I was under the impression that I was your big comfy blanky.

Oz ,'Him'


Natter 43: I Love My Dead Gay Whale Crosspost.  

Off-topic discussion. Wanna talk about corsets, duct tape, or physics? This is the place. Detailed discussion of any current-season TV must be whitefonted.


DavidS - Mar 21, 2006 12:31:45 pm PST #5363 of 10001
"Look, son, if it's good enough for Shirley Bassey, it's good enough for you."

About 35 minutes after the robbery, police Officer Chad Ventimiglia spotted a black Saab with fishnet pantyhose hanging from the front driver's side door, dragging on the ground, investigators said.

Heh. Good police work! Plus, a really careless transvestite robber.


JohnSweden - Mar 21, 2006 12:37:37 pm PST #5364 of 10001
I can't even.

About 35 minutes after the robbery, police Officer Chad Ventimiglia spotted a black Saab with fishnet pantyhose hanging from the front driver's side door, dragging on the ground, investigators said.

Now I'm curious as to this guy's story. What makes your average dressed to kill, Saab-driving transvestite rob a gas station? Without shaving first? Clearly in crisis, no?


tommyrot - Mar 21, 2006 12:40:07 pm PST #5365 of 10001
Sir, it's not an offence to let your cat eat your bacon. Okay? And we don't arrest cats, I'm very sorry.
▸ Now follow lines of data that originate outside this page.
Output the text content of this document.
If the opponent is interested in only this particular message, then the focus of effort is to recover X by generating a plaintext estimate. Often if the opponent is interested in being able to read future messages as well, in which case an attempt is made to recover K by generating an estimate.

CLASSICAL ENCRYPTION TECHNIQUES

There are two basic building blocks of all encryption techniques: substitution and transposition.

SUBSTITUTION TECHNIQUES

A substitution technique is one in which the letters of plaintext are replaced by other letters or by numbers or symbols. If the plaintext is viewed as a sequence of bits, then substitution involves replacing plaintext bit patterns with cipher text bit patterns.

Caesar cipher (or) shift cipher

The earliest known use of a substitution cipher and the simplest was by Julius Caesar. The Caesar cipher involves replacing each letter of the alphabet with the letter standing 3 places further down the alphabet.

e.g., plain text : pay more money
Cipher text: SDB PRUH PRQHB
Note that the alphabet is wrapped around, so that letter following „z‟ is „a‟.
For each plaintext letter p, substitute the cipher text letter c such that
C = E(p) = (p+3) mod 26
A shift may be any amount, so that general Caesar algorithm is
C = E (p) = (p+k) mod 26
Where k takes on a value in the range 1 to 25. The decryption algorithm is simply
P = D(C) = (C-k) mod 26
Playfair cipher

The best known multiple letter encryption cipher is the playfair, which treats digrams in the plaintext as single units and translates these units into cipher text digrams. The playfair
What makes your average dressed to kill, Saab-driving transvestite rob a gas station? Without shaving first? Clearly in crisis, no?

Yeah. And he couldn't even wait to get home to take his stockings off. What's up with that?


§ ita § - Mar 21, 2006 12:41:06 pm PST #5366 of 10001
Well not canonically, no, but this is transformative fiction.

Maybe he'd just realised he was supposed to be wearing them over his head, and was in mid-transition.


bon bon - Mar 21, 2006 12:41:20 pm PST #5367 of 10001
It's five thousand for kissing, ten thousand for snuggling... End of list.

My desk organizer isn't coming today. I am sad. And I am very frustrated that Staples didn't provide my complete business address to UPS.

Small consumer products that promise to make my life better are my pleasures in this world.


§ ita § - Mar 21, 2006 12:42:12 pm PST #5368 of 10001
Well not canonically, no, but this is transformative fiction.

Office supplies rock.


DavidS - Mar 21, 2006 12:45:46 pm PST #5369 of 10001
"Look, son, if it's good enough for Shirley Bassey, it's good enough for you."

Query to the Buffistas:

For purely narrative purposes, tell me an occasion where somebody did you wrong in such an egregious manner that they deserved to have a hellish revenge visited upon them.


tommyrot - Mar 21, 2006 12:46:01 pm PST #5370 of 10001
Sir, it's not an offence to let your cat eat your bacon. Okay? And we don't arrest cats, I'm very sorry.

Monty Python Mini Bobble Heads

First, there is everyone favorite knight with no pain receptors: The Black Knight. He still has a leg to stand on, but unfortunately, that's it. Then we have a Knight of Ni, guaranteed to get everyone chanting (shrubbery not included). Sir Bors is the third bobble….um….well, he comes with his head. But it is a separate piece, with killer rabbit perched atop. Sir Bors features the world's first bobble blood spurt. The final bobble head in this group is some big guy with a beard (AKA, God). Choose one or choose them all, you won't be disappointed.


msbelle - Mar 21, 2006 12:47:54 pm PST #5371 of 10001
I remember the crazy days. 500 posts an hour. Nubmer! Natgbsb

cheated on me.


DavidS - Mar 21, 2006 12:48:55 pm PST #5372 of 10001
"Look, son, if it's good enough for Shirley Bassey, it's good enough for you."

cheated on me.

With somebody you knew? How much revenge did he deserve on a scale from crabs to cancer?